Without going into detail, both courts determined the possibility and appearance of corruption would more likely undermine our system of representative democracy than would put limits on contributions to candidates or political organizations. These decisions are critical to bringing integrity back into our election process.
Now that peoples' wishes have been defended by the courts, can we relax and be assured that faith in our political system will be restored regardless of the $12 million received by Alaska's lobbyists each year? Can we ignore House Bill 179 that attempts to unravel gains made to improve integrity in our election process or House BilI 225 that weakens the peoples initiative?
Past studies have found the public has little trust and confidence in the integrity of the Alaska legislative process. Policy-makers need to establish a ``tone at the top'' consistent with the high ``appearance'' standards established in the court decisions. Present loopholes in our campaign laws continue to exist and associations between lawmakers and lobbyists are still questioned in the press.
Alaska law rationalizes that public disclosure by those contributing and receiving campaign money is adequate for the public to measure the degree of influence-peddling that occurs. Yet, timely money-changing information isn't available to measure the lobbyist influence that has apparently sunk SB 273 requiring the cruise industry to become more environmentally responsible. The law continues to allow major contributors and professional lobbyists to fence ``soft money'' through any one of 220 political organizations to candidates as well as permit professional lobbyists to employ each other. Such practices renders the restriction on contributions outside ones voting district useless and clouds any paper trail of influence-buying.

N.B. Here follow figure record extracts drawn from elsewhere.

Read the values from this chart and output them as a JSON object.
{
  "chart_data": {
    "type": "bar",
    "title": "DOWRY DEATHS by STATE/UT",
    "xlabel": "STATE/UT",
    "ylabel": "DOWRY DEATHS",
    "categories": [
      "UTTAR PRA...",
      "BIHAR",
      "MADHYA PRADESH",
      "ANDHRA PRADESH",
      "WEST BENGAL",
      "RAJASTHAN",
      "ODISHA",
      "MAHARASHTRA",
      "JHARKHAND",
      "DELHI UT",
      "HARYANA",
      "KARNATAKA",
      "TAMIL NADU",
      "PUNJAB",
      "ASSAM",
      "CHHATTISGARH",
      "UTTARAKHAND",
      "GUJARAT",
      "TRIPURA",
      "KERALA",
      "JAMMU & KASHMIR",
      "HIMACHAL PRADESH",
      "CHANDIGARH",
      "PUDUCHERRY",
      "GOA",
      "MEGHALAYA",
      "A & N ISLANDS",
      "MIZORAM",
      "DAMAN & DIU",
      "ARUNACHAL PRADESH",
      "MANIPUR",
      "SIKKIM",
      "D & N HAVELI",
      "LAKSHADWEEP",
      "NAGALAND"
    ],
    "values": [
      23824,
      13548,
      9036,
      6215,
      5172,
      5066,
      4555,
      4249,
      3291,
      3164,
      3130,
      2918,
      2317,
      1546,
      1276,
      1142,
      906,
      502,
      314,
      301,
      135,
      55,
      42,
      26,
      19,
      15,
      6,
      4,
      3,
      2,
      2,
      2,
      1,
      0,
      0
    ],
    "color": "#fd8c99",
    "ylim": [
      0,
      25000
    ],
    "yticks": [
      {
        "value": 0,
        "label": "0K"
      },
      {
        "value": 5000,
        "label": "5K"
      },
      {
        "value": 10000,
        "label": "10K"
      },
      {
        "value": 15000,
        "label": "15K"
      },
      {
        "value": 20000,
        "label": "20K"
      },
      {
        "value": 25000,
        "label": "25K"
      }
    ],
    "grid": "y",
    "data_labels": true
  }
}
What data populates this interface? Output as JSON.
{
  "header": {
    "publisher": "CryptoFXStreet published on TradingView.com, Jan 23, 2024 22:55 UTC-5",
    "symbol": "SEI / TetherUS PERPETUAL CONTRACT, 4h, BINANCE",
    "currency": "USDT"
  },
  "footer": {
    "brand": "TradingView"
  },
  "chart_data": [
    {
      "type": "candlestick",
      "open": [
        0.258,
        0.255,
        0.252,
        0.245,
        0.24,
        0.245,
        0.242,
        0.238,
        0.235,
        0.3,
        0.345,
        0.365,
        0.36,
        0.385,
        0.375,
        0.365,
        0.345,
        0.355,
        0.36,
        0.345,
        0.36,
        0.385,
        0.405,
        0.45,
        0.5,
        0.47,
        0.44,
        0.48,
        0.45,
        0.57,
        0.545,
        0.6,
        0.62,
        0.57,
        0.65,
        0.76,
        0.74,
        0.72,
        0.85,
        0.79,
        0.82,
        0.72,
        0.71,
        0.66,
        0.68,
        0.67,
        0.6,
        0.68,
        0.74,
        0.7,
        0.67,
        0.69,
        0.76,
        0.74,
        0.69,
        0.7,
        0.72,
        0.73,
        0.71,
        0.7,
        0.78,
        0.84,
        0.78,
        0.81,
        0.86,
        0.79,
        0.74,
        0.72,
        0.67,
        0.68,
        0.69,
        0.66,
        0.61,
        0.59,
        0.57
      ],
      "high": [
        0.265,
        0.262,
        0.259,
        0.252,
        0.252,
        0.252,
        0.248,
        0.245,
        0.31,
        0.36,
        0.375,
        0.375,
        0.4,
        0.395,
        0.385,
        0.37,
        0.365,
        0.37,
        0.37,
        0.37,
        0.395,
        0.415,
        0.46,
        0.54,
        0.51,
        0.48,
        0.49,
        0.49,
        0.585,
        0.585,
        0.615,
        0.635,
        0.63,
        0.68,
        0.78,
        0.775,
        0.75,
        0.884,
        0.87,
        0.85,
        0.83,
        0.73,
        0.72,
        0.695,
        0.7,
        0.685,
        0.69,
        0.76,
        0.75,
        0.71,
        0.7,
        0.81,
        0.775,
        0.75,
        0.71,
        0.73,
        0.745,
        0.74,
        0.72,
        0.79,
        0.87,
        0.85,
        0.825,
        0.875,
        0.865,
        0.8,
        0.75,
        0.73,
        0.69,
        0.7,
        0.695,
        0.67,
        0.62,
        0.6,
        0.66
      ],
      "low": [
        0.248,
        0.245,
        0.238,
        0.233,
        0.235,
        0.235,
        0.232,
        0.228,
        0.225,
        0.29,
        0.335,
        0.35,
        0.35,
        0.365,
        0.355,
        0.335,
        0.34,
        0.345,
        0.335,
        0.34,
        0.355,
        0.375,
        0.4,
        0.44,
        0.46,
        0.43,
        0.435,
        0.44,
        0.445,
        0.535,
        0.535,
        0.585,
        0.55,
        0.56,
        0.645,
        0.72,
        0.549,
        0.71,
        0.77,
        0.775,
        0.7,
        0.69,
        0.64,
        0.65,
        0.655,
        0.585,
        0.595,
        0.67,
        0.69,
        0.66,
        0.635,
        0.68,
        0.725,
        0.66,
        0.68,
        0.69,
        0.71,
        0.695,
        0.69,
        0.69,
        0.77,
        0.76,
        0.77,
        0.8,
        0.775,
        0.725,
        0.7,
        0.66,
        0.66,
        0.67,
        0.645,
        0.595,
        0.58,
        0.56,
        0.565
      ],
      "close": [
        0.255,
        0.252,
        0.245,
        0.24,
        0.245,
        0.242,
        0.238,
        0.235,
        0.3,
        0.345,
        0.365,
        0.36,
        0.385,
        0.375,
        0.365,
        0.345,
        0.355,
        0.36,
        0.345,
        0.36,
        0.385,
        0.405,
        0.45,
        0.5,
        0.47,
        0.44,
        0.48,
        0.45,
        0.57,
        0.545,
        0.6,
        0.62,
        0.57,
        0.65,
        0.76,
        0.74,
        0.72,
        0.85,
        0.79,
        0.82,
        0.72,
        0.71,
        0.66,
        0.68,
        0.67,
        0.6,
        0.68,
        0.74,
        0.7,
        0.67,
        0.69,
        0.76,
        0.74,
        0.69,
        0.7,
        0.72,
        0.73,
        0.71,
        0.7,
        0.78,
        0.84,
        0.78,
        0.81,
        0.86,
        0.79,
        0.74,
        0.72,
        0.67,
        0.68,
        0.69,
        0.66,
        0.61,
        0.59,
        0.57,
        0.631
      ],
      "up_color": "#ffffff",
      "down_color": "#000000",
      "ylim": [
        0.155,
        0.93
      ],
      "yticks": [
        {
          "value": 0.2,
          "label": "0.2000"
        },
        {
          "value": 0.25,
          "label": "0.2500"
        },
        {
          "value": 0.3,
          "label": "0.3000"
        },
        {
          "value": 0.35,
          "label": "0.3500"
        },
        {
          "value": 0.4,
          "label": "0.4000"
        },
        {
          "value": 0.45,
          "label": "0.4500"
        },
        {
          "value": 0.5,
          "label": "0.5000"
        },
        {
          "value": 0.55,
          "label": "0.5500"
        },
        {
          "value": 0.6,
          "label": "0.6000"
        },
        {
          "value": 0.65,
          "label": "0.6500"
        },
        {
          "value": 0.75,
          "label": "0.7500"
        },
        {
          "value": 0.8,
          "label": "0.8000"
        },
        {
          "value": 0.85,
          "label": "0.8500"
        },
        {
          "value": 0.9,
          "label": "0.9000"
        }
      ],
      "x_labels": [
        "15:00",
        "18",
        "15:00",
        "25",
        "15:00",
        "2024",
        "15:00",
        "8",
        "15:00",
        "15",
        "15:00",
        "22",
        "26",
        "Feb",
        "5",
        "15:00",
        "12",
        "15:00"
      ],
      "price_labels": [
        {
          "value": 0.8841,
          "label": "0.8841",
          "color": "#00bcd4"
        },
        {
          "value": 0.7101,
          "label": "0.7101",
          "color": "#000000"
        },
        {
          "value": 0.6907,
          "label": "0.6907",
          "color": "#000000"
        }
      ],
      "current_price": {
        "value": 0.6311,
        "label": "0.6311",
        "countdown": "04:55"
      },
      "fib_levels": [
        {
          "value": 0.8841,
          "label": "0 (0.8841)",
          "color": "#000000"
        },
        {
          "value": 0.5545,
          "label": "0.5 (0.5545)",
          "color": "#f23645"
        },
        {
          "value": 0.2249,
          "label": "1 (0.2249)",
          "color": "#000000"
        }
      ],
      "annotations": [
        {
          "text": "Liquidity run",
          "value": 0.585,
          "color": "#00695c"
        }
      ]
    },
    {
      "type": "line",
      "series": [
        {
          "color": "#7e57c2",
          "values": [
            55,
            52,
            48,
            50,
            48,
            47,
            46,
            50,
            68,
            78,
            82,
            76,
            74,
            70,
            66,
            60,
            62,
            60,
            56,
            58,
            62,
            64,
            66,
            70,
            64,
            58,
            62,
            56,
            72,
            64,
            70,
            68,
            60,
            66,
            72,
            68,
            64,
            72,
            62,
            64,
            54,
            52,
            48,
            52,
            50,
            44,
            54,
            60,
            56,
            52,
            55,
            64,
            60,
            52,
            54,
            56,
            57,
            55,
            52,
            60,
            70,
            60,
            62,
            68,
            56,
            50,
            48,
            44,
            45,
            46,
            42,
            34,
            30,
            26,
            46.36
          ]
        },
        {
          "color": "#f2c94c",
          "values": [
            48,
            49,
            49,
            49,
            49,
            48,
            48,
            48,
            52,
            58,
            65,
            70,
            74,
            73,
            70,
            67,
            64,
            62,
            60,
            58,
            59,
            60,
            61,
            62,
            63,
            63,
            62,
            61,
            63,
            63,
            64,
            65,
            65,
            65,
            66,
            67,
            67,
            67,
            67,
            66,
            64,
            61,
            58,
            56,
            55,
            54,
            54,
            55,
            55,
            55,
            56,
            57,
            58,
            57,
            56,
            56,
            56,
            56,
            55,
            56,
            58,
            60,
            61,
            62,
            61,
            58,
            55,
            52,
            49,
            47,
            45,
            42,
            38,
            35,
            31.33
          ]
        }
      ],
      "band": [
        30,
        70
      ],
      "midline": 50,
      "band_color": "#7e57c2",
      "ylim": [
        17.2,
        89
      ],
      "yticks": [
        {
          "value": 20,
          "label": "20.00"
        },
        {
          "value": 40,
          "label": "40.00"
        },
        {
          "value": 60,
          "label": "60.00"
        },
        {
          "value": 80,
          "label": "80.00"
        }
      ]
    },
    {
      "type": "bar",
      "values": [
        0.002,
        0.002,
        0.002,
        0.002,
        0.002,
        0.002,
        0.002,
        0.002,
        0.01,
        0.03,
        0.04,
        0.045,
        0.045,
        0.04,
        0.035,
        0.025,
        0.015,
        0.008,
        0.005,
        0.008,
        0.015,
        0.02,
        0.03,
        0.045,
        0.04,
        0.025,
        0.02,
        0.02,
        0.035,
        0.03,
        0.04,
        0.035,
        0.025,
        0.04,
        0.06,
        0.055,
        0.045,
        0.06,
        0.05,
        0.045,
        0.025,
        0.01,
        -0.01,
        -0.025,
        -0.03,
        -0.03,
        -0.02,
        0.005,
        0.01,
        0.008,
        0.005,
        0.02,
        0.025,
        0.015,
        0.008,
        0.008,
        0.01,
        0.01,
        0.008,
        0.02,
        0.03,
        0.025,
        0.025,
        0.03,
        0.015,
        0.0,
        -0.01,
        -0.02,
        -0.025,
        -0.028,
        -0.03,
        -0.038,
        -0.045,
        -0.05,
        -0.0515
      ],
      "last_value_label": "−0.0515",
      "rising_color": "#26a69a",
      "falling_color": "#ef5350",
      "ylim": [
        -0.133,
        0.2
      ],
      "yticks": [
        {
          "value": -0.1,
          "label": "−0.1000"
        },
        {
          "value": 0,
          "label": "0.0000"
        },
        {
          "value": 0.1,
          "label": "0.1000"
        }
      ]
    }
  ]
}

The Legislature and the governor should provide appropriate funding for the Alaska Public Offices Commission, which acts as campaign watchdog. In addition to insuring the public has timely access to campaign activity reports, the commission should publish sequence and timing analyses of contributions to soft money groups and who benefits from those contributions and also report changing trends in professional lobbyist contributions. At a minimum, this information should be made available on the Web as well as filed in all legislative information offices and libraries throughout the state.